There are 10 or 11 states that have considered some form of online gaming legislation. Now, we have a well-financed effort in a Republican-controlled Congress. I think Adelson’s legislation has a good shot of passing.
If they are successful in amending the Wire Act, the very things they seek to prevent, they’ll provide a catalyst to happen. They’re worried about underage gambling and terrorism. Why push it into the black market as opposed to regulating it? I would love to get involved in the debate when that point is discussed.
The poker community has done a great job of saying this is wrong. This doesn’t make sense. For example, I spent six years in Europe and that market has slowly embraced regulated gaming and anarchy hasn’t broken out. We know who’s funding every account and where the money is going to and coming from.
PocketFives: Earlier this week, PPA Executive Director John Pappas disputed the notion that terrorists are using internet gambling sites to funnel money, saying that isn’t happening. Do you agree with Pappas (pictured)?
Jim Ryan: I would agree. I’ve never seen any credible evidence. We’ve seen some bad actors, but the solution is to regulate the market. The US is still a multi-billion dollar unregulated online gaming market. Adelson has a fundamental concern that underage players are playing, but New Jersey hasn’t had a reported case of underage gambling in its first year. You can’t get significant dollars in and out of the system like a terrorist would need to do. In a regulated environment, all of these abnormalities would be vetted out.
PocketFives: How did you end up with Pala Interactive?
Jim Pala: The announcement came out a couple years ago. I got a call from Pala inviting me to their resort to look at their online gaming strategy. I had just left bwin.party and was in Toronto during what was probably the coldest winter I can remember and took a trip to California and sat down with Pala’s management. They walked me through their strategies and it was impressive.
They were developing their own back-office platform and believed a successful operator had to control their own software. They were also well-capitalized. All of that was compelling and I asked why they were just focusing on California. I said they should focus on the entire US market and they agreed.
I became CEO in 2013 and we started off with New Jersey. We are trying to take a realistic approach there. It’s all about getting your business live and fine-tuning it. You can’t do that without operating for real. We’re building a very decent online gaming business and we won’t be active in every state that opens up. Nevada is an interesting state, for example, but it’s poker-only and its liquidity base isn’t big enough, so we won’t go there. Pennsylvania, Illinois, and California – those are our near-term prospects.
PocketFives: In the past, you’ve headed up Excapsa and bwin.party. What made Pala alluring?

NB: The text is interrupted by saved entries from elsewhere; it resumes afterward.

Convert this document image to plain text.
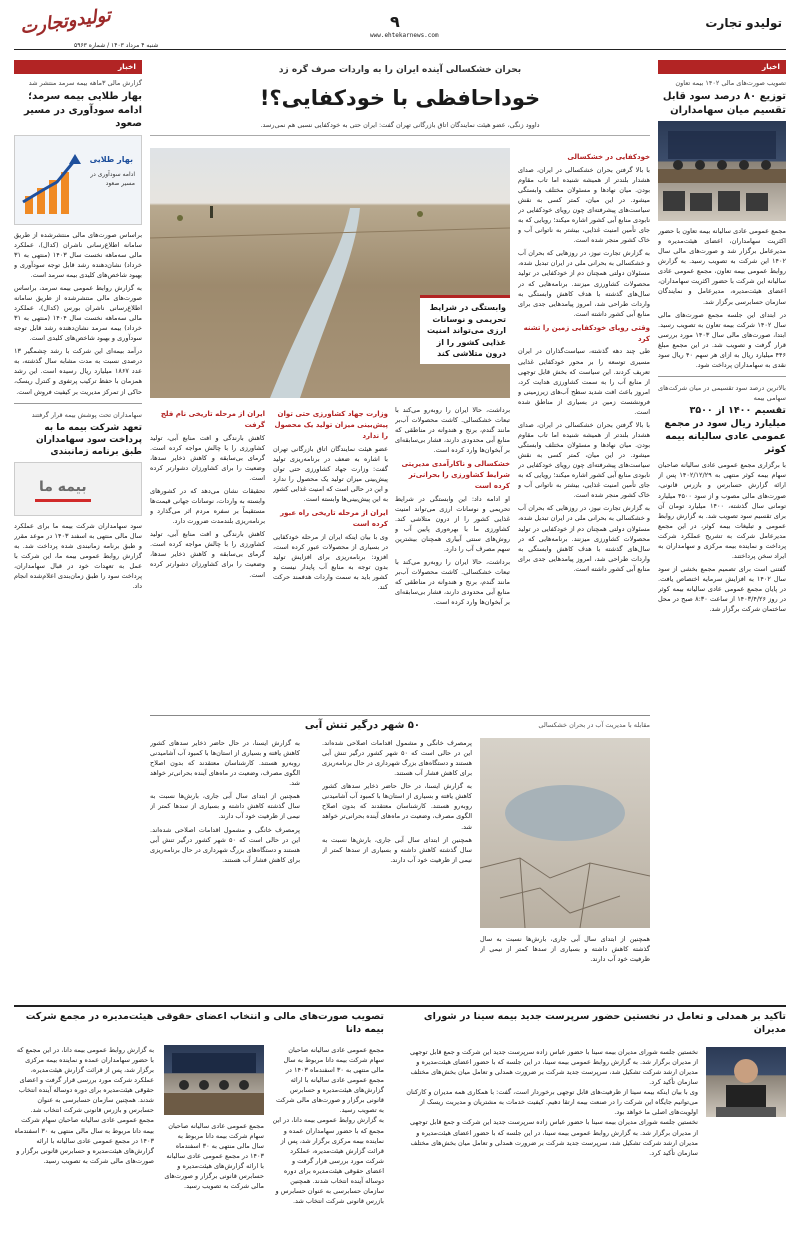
تولیدوتجارت
شنبه ۴ مرداد ۱۴۰۳ / شماره ۵۹۶۳
۹
www.ehtekarnews.com
تولیدو تجارت
اخبار
تصویب صورت‌های مالی ۱۴۰۲ بیمه تعاون
توزیع ۸۰ درصد سود قابل تقسیم میان سهامداران

مجمع عمومی عادی سالیانه بیمه تعاون با حضور اکثریت سهامداران، اعضای هیئت‌مدیره و مدیرعامل برگزار شد و صورت‌های مالی سال ۱۴۰۲ این شرکت به تصویب رسید. به گزارش روابط عمومی بیمه تعاون، مجمع عمومی عادی سالیانه این شرکت با حضور اکثریت سهامداران، اعضای هیئت‌مدیره، مدیرعامل و نمایندگان سازمان حسابرسی برگزار شد.

در ابتدای این جلسه مجمع صورت‌های مالی سال ۱۴۰۲ شرکت بیمه تعاون به تصویب رسید. ابتدا، صورت‌های مالی سال ۱۴۰۳ مورد بررسی قرار گرفت و تصویب شد. در این مجمع مبلغ ۴۴۶ میلیارد ریال به ازای هر سهم ۴۰ ریال سود نقدی به سهامداران پرداخت شود.

بالاترین درصد سود تقسیمی در میان شرکت‌های سهامی بیمه
تقسیم ۱۴۰۰ از ۳۵۰۰ میلیارد ریال سود در مجمع عمومی عادی سالیانه بیمه کوثر

با برگزاری مجمع عمومی عادی سالیانه صاحبان سهام بیمه کوثر منتهی به ۱۴۰۲/۱۲/۲۹ پس از ارائه گزارش حسابرس و بازرس قانونی، صورت‌های مالی مصوب و از سود ۴۵۰۰ میلیارد تومانی سال گذشته، ۱۴۰۰ میلیارد تومان آن برای تقسیم سود تصویب شد. به گزارش روابط عمومی و تبلیغات بیمه کوثر، در این مجمع مدیرعامل شرکت به تشریح عملکرد شرکت پرداخت و نماینده بیمه مرکزی و سهامداران به ایراد سخن پرداختند.

گفتنی است برای تصمیم مجمع بخشی از سود سال ۱۴۰۲ به افزایش سرمایه اختصاص یافت. در پایان مجمع عمومی عادی سالیانه بیمه کوثر در روز ۱۴۰۳/۴/۲۶ از ساعت ۸:۳۰ صبح در محل ساختمان شرکت برگزار شد.

اخبار
گزارش مالی ۳ماهه بیمه سرمد منتشر شد
بهار طلایی بیمه سرمد؛ ادامه سودآوری در مسیر صعود
بهار طلایی
ادامه سودآوری در مسیر صعود

براساس صورت‌های مالی منتشرشده از طریق سامانه اطلاع‌رسانی ناشران (کدال)، عملکرد مالی سه‌ماهه نخست سال ۱۴۰۳ (منتهی به ۳۱ خرداد) نشان‌دهنده رشد قابل توجه سودآوری و بهبود شاخص‌های کلیدی بیمه سرمد است.

به گزارش روابط عمومی بیمه سرمد، براساس صورت‌های مالی منتشرشده از طریق سامانه اطلاع‌رسانی ناشران بورس (کدال)، عملکرد مالی سه‌ماهه نخست سال ۱۴۰۴ (منتهی به ۳۱ خرداد) بیمه سرمد نشان‌دهنده رشد قابل توجه سودآوری و بهبود شاخص‌های کلیدی است.

درآمد بیمه‌ای این شرکت با رشد چشمگیر ۱۳ درصدی نسبت به مدت مشابه سال گذشته، به عدد ۱۸۶۷ میلیارد ریال رسیده است. این رشد همزمان با حفظ ترکیب پرتفوی و کنترل ریسک، حاکی از تمرکز مدیریت بر کیفیت فروش است.

سهامداران تحت پوشش بیمه قرار گرفتند
تعهد شرکت بیمه ما به پرداخت سود سهامداران طبق برنامه زمانبندی
بیمه ما

سود سهامداران شرکت بیمه ما برای عملکرد سال مالی منتهی به اسفند ۱۴۰۳ در موعد مقرر و طبق برنامه زمانبندی شده پرداخت شد. به گزارش روابط عمومی بیمه ما، این شرکت با عمل به تعهدات خود در قبال سهامداران، پرداخت سود را طبق زمان‌بندی اعلام‌شده انجام داد.

بحران خشکسالی آینده ایران را به واردات صرف گره زد
خوداحافظی با خودکفایی؟!
داوود زنگی، عضو هیئت نمایندگان اتاق بازرگانی تهران گفت: ایران حتی به خودکفایی نسبی هم نمی‌رسد.
وابستگی در شرایط تحریمی و نوسانات ارزی می‌تواند امنیت غذایی کشور را از درون متلاشی کند
خودکفایی در خشکسالی

با بالا گرفتن بحران خشکسالی در ایران، صدای هشدار بلندتر از همیشه شنیده اما تاب مقاوم بودن. میان نهادها و مسئولان مختلف وابستگی میشود. در این میان، کمتر کسی به نقش سیاست‌های پیشرفته‌ای چون رویای خودکفایی در نابودی منابع آبی کشور اشاره میکند؛ رویایی که به جای تأمین امنیت غذایی، بیشتر به ناتوانی آب و خاک کشور منجر شده است.

به گزارش تجارت نیوز، در روزهایی که بحران آب و خشکسالی به بحرانی ملی در ایران تبدیل شده، مسئولان دولتی همچنان دم از خودکفایی در تولید محصولات کشاورزی میزنند. برنامه‌هایی که در سال‌های گذشته با هدف کاهش وابستگی به واردات طراحی شد، امروز پیامدهایی جدی برای منابع آبی کشور داشته است.

وقتی رویای خودکفایی زمین را تشنه کرد

طی چند دهه گذشته، سیاست‌گذاران در ایران مسیری توسعه را بر محور خودکفایی غذایی تعریف کردند. این سیاست که بخش قابل توجهی از منابع آب را به سمت کشاورزی هدایت کرد، امروز باعث افت شدید سطح آب‌های زیرزمینی و فرونشست زمین در بسیاری از مناطق شده است.

با بالا گرفتن بحران خشکسالی در ایران، صدای هشدار بلندتر از همیشه شنیده اما تاب مقاوم بودن. میان نهادها و مسئولان مختلف وابستگی میشود. در این میان، کمتر کسی به نقش سیاست‌های پیشرفته‌ای چون رویای خودکفایی در نابودی منابع آبی کشور اشاره میکند؛ رویایی که به جای تأمین امنیت غذایی، بیشتر به ناتوانی آب و خاک کشور منجر شده است.

به گزارش تجارت نیوز، در روزهایی که بحران آب و خشکسالی به بحرانی ملی در ایران تبدیل شده، مسئولان دولتی همچنان دم از خودکفایی در تولید محصولات کشاورزی میزنند. برنامه‌هایی که در سال‌های گذشته با هدف کاهش وابستگی به واردات طراحی شد، امروز پیامدهایی جدی برای منابع آبی کشور داشته است.

برداشت، حالا ایران را روبه‌رو می‌کند با تبعات خشکسالی. کاشت محصولات آب‌بر مانند گندم، برنج و هندوانه در مناطقی که منابع آبی محدودی دارند، فشار بی‌سابقه‌ای بر آبخوان‌ها وارد کرده است.

خشکسالی و ناکارآمدی مدیریتی شرایط کشاورزی را بحرانی‌تر کرده است

او ادامه داد: این وابستگی در شرایط تحریمی و نوسانات ارزی می‌تواند امنیت غذایی کشور را از درون متلاشی کند. کشاورزی ما با بهره‌وری پایین آب و روش‌های سنتی آبیاری همچنان بیشترین سهم مصرف آب را دارد.

برداشت، حالا ایران را روبه‌رو می‌کند با تبعات خشکسالی. کاشت محصولات آب‌بر مانند گندم، برنج و هندوانه در مناطقی که منابع آبی محدودی دارند، فشار بی‌سابقه‌ای بر آبخوان‌ها وارد کرده است.

وزارت جهاد کشاورزی حتی توان پیش‌بینی میزان تولید یک محصول را ندارد

عضو هیئت نمایندگان اتاق بازرگانی تهران با اشاره به ضعف در برنامه‌ریزی تولید گفت: وزارت جهاد کشاورزی حتی توان پیش‌بینی میزان تولید یک محصول را ندارد و این در حالی است که امنیت غذایی کشور به این پیش‌بینی‌ها وابسته است.

ایران از مرحله تاریخی راه عبور کرده است

وی با بیان اینکه ایران از مرحله خودکفایی در بسیاری از محصولات عبور کرده است، افزود: برنامه‌ریزی برای افزایش تولید بدون توجه به منابع آب پایدار نیست و کشور باید به سمت واردات هدفمند حرکت کند.

ایران از مرحله تاریخی نام فلج گرفت

کاهش بارندگی و افت منابع آبی، تولید کشاورزی را با چالش مواجه کرده است. گرمای بی‌سابقه و کاهش ذخایر سدها، وضعیت را برای کشاورزان دشوارتر کرده است.

تحقیقات نشان می‌دهد که در کشورهای وابسته به واردات، نوسانات جهانی قیمت‌ها مستقیماً بر سفره مردم اثر می‌گذارد و برنامه‌ریزی بلندمدت ضرورت دارد.

کاهش بارندگی و افت منابع آبی، تولید کشاورزی را با چالش مواجه کرده است. گرمای بی‌سابقه و کاهش ذخایر سدها، وضعیت را برای کشاورزان دشوارتر کرده است.

مقابله با مدیریت آب در بحران خشکسالی
۵۰ شهر درگیر تنش آبی

پرمصرف خانگی و مشمول اقدامات اصلاحی شده‌اند. این در حالی است که ۵۰ شهر کشور درگیر تنش آبی هستند و دستگاه‌های بزرگ شهرداری در حال برنامه‌ریزی برای کاهش فشار آب هستند.

به گزارش ایسنا، در حال حاضر ذخایر سدهای کشور کاهش یافته و بسیاری از استان‌ها با کمبود آب آشامیدنی روبه‌رو هستند. کارشناسان معتقدند که بدون اصلاح الگوی مصرف، وضعیت در ماه‌های آینده بحرانی‌تر خواهد شد.

همچنین از ابتدای سال آبی جاری، بارش‌ها نسبت به سال گذشته کاهش داشته و بسیاری از سدها کمتر از نیمی از ظرفیت خود آب دارند.

به گزارش ایسنا، در حال حاضر ذخایر سدهای کشور کاهش یافته و بسیاری از استان‌ها با کمبود آب آشامیدنی روبه‌رو هستند. کارشناسان معتقدند که بدون اصلاح الگوی مصرف، وضعیت در ماه‌های آینده بحرانی‌تر خواهد شد.

همچنین از ابتدای سال آبی جاری، بارش‌ها نسبت به سال گذشته کاهش داشته و بسیاری از سدها کمتر از نیمی از ظرفیت خود آب دارند.

پرمصرف خانگی و مشمول اقدامات اصلاحی شده‌اند. این در حالی است که ۵۰ شهر کشور درگیر تنش آبی هستند و دستگاه‌های بزرگ شهرداری در حال برنامه‌ریزی برای کاهش فشار آب هستند.

همچنین از ابتدای سال آبی جاری، بارش‌ها نسبت به سال گذشته کاهش داشته و بسیاری از سدها کمتر از نیمی از ظرفیت خود آب دارند.

تأکید بر همدلی و تعامل در نخستین حضور سرپرست جدید بیمه سینا در شورای مدیران

نخستین جلسه شورای مدیران بیمه سینا با حضور عباس زاده سرپرست جدید این شرکت و جمع قابل توجهی از مدیران برگزار شد. به گزارش روابط عمومی بیمه سینا، در این جلسه که با حضور اعضای هیئت‌مدیره و مدیران ارشد شرکت تشکیل شد، سرپرست جدید شرکت بر ضرورت همدلی و تعامل میان بخش‌های مختلف سازمان تأکید کرد.

وی با بیان اینکه بیمه سینا از ظرفیت‌های قابل توجهی برخوردار است، گفت: با همکاری همه مدیران و کارکنان می‌توانیم جایگاه این شرکت را در صنعت بیمه ارتقا دهیم. کیفیت خدمات به مشتریان و مدیریت ریسک از اولویت‌های اصلی ما خواهد بود.

نخستین جلسه شورای مدیران بیمه سینا با حضور عباس زاده سرپرست جدید این شرکت و جمع قابل توجهی از مدیران برگزار شد. به گزارش روابط عمومی بیمه سینا، در این جلسه که با حضور اعضای هیئت‌مدیره و مدیران ارشد شرکت تشکیل شد، سرپرست جدید شرکت بر ضرورت همدلی و تعامل میان بخش‌های مختلف سازمان تأکید کرد.

تصویب صورت‌های مالی و انتخاب اعضای حقوقی هیئت‌مدیره در مجمع شرکت بیمه دانا

مجمع عمومی عادی سالیانه صاحبان سهام شرکت بیمه دانا مربوط به سال مالی منتهی به ۳۰ اسفندماه ۱۴۰۳ در مجمع عمومی عادی سالیانه با ارائه گزارش‌های هیئت‌مدیره و حسابرس قانونی برگزار و صورت‌های مالی شرکت به تصویب رسید.

به گزارش روابط عمومی بیمه دانا، در این مجمع که با حضور سهامداران عمده و نماینده بیمه مرکزی برگزار شد، پس از قرائت گزارش هیئت‌مدیره، عملکرد شرکت مورد بررسی قرار گرفت و اعضای حقوقی هیئت‌مدیره برای دوره دوساله آینده انتخاب شدند. همچنین سازمان حسابرسی به عنوان حسابرس و بازرس قانونی شرکت انتخاب شد.

به گزارش روابط عمومی بیمه دانا، در این مجمع که با حضور سهامداران عمده و نماینده بیمه مرکزی برگزار شد، پس از قرائت گزارش هیئت‌مدیره، عملکرد شرکت مورد بررسی قرار گرفت و اعضای حقوقی هیئت‌مدیره برای دوره دوساله آینده انتخاب شدند. همچنین سازمان حسابرسی به عنوان حسابرس و بازرس قانونی شرکت انتخاب شد.

مجمع عمومی عادی سالیانه صاحبان سهام شرکت بیمه دانا مربوط به سال مالی منتهی به ۳۰ اسفندماه ۱۴۰۳ در مجمع عمومی عادی سالیانه با ارائه گزارش‌های هیئت‌مدیره و حسابرس قانونی برگزار و صورت‌های مالی شرکت به تصویب رسید.

مجمع عمومی عادی سالیانه صاحبان سهام شرکت بیمه دانا مربوط به سال مالی منتهی به ۳۰ اسفندماه ۱۴۰۳ در مجمع عمومی عادی سالیانه با ارائه گزارش‌های هیئت‌مدیره و حسابرس قانونی برگزار و صورت‌های مالی شرکت به تصویب رسید.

Jim Ryan: bwin.party had 4,200 employees. Excapsa had about 220 employees. Pala has 40 staff members today. What I found intoxicating was that it was an opportunity to build our own product, make our own statement, and have our own platform. The ability to re-architect the platform and have it operate on a modern, more efficient technical base is important. I’m thoroughly enjoying it and focusing on the US regulated market. We don’t have to worry about whether a country is going to make our business illegal; we’re staying out of any grey areas.